Wenn die Anklage erhoben wird und erst nach dem Ende von Trumps Amtszeit verhandelt wird – was aus dem Zweck des Impeachment begründet werden kann – geht es in unbekannte Wasser. Wer sitzt dem Prozess vor? Auch in diesem Fall der Vorsitzende Richter des Supreme Court?
Sollte das Impeachment erfolgreich sein, drohen Trump zwei Folgen: Die erste ist, aus dem Amt entfernt zu werden. Das wird er bis dahin aber schon verlassen haben. Die zweite ist, nie wieder für das Präsidentenamt kandidieren zu dürfen (andere Ämter strebt er sowieso nicht an). Unklar ist, ob diese zweite Strafe ebenfalls mit zwei-Drittel-Mehrheit oder mit einfacher Mehrheit ausgesprochen werden darf. Manche Demokraten meinen, gerade die Aussicht auf diese zweite Strafe könnte Republikaner reizen.
Denn Trump ist auch nach den Vorkommnissen letzte Woche bei der republikanischen Basis beliebt. Nicht alle Amerikaner denken, dass die Demokratie angegriffen wurde – viele meinen auch, die Kapitolstürmer wollten sie verteidigen. So könnten die Republikaner auf diese Weise Trump daran hindern, die nächsten vier Jahre seine erneute Kandidatur vorzubereiten und wie Grover Cleveland Ende des 19. Jahrhunderts mit Unterbrechung ein zweites Mal zum Präsidenten gewählt zu werden.
Aber wären die Republikaner Trump damit los?

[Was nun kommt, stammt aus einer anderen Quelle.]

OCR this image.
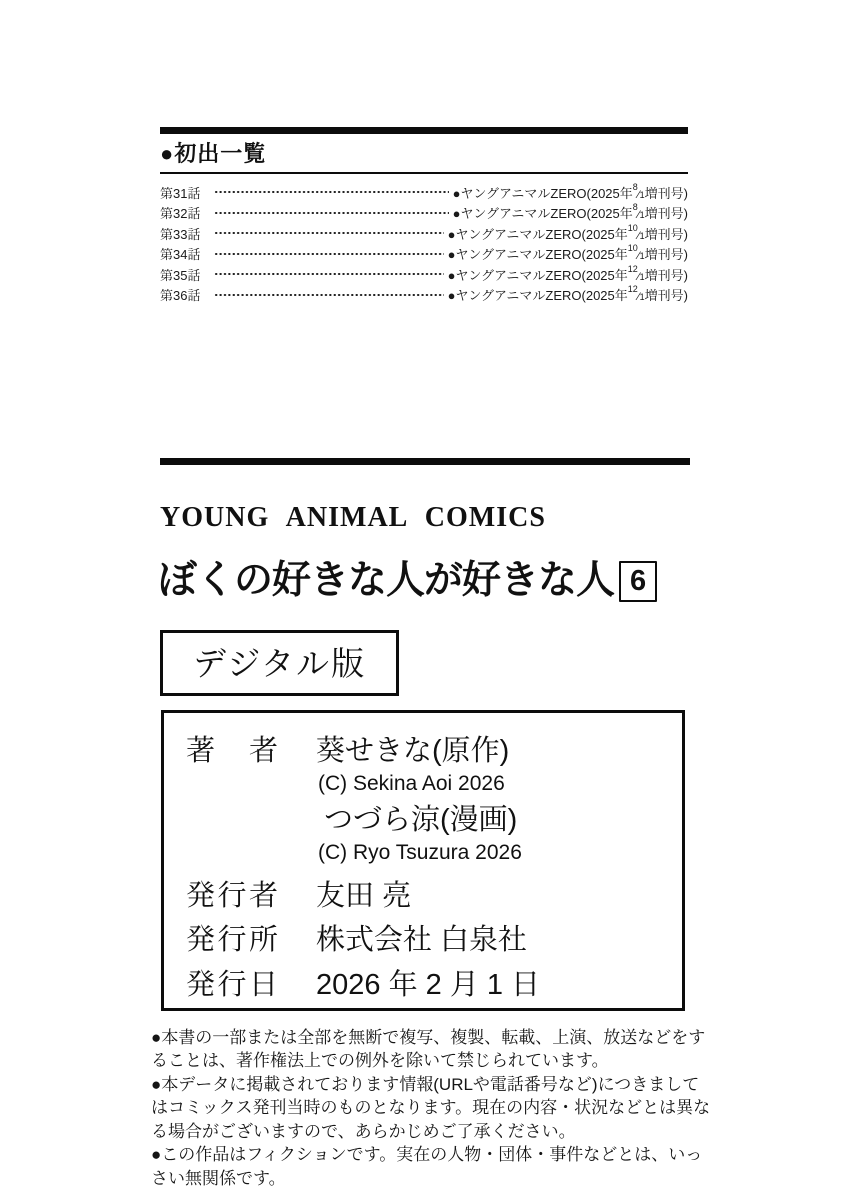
●初出一覧
第31話	●ヤングアニマルZERO(2025年$^8$⁄1増刊号)
第32話	●ヤングアニマルZERO(2025年$^8$⁄1増刊号)
第33話	●ヤングアニマルZERO(2025年$^{10}$⁄1増刊号)
第34話	●ヤングアニマルZERO(2025年$^{10}$⁄1増刊号)
第35話	●ヤングアニマルZERO(2025年$^{12}$⁄1増刊号)
第36話	●ヤングアニマルZERO(2025年$^{12}$⁄1増刊号)
YOUNG ANIMAL COMICS
ぼくの好きな人が好きな人 6
デジタル版
著者 葵せきな(原作)
(C) Sekina Aoi 2026
つづら涼(漫画)
(C) Ryo Tsuzura 2026
発行者 友田 亮
発行所 株式会社 白泉社
発行日 2026 年 2 月 1 日

●本書の一部または全部を無断で複写、複製、転載、上演、放送などをすることは、著作権法上での例外を除いて禁じられています。

●本データに掲載されております情報(URLや電話番号など)につきましてはコミックス発刊当時のものとなります。現在の内容・状況などとは異なる場合がございますので、あらかじめご了承ください。

●この作品はフィクションです。実在の人物・団体・事件などとは、いっさい無関係です。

Nein, soviel ist sicher. Trump wird dann mit dem Märtyrer-Bonus für seine Tochter auftreten, die in der Familie wohl für die politische Nachfolge ausgesucht wurde. Seine Söhne haben vier Jahre lang Wahlkampf geübt und imitieren ihren Vater inzwischen einigermaßen. Da die amerikanischen Wählerinnen aber ausschlaggebend sind und für alle praktischen Zwecke davon ausgegangen wird, dass Kamala Harris in vier Jahren für die Demokraten antritt, liegt die Wahl von Ivanka Trump nahe.
Donald Trump muss jetzt allerdings wieder einen Weg finden, häufig und breit kommunizieren zu können, nachdem ihn Twitter gesperrt und damit mundtot gemacht hat. Möglicherweise bekommen die immer wieder kolportierten Pläne, ein eigenes Medienunternehmen zu gründen, damit den letzten Schub.
Die Impeachment-Medaille hat daher auch eine Rückseite. Denn in den Augen seiner Anhänger könnte Donald Trump auf diese Weise zum Märtyrer werden. So als habe er dann das größte Opfer für die gemeinsame Sache erbracht. Das würde die Versöhnungsstrategie von Joe Biden von Beginn an ebenso unterhöhlen wie die Forderungen der Progressiven – also der linken Demokraten, Biden gehört auf die rechte Seite –, jetzt endlich eine progressive Agenda durchzusetzen: Staatliche Krankenversicherung – in den USA für viele der Vorbote des Sozialismus –, den Green New Deal – für viele das Ende der wirtschaftlichen Prosperität – und die Erweiterung des Supreme Court – für Republikaner der Einstieg in den Ein-Parteien-Staat.
Biden muss also dafür sorgen, dass sich die Progressiven in seine Politik einfügen, obwohl er nicht mehr auf die republikanische Mehrheit im Senat verweisen kann, auf die er Rücksicht nehmen müsste. Und er muss dafür sorgen, dass Donald Trump die Politik der Spaltung nicht derart heftig weiterführen kann. Einen Keil zwischen die Republikaner und Trump zu treiben – und genau darum geht es beim Impeachment – kommt ihm dabei prinzipiell gelegen. Außer, wenn in den Augen der republikanischen Basis das Impeachment als der eigentliche Putsch angesehen wird. Die amerikanische Demokratie kommt so oder so erst einmal nicht zur Ruhe.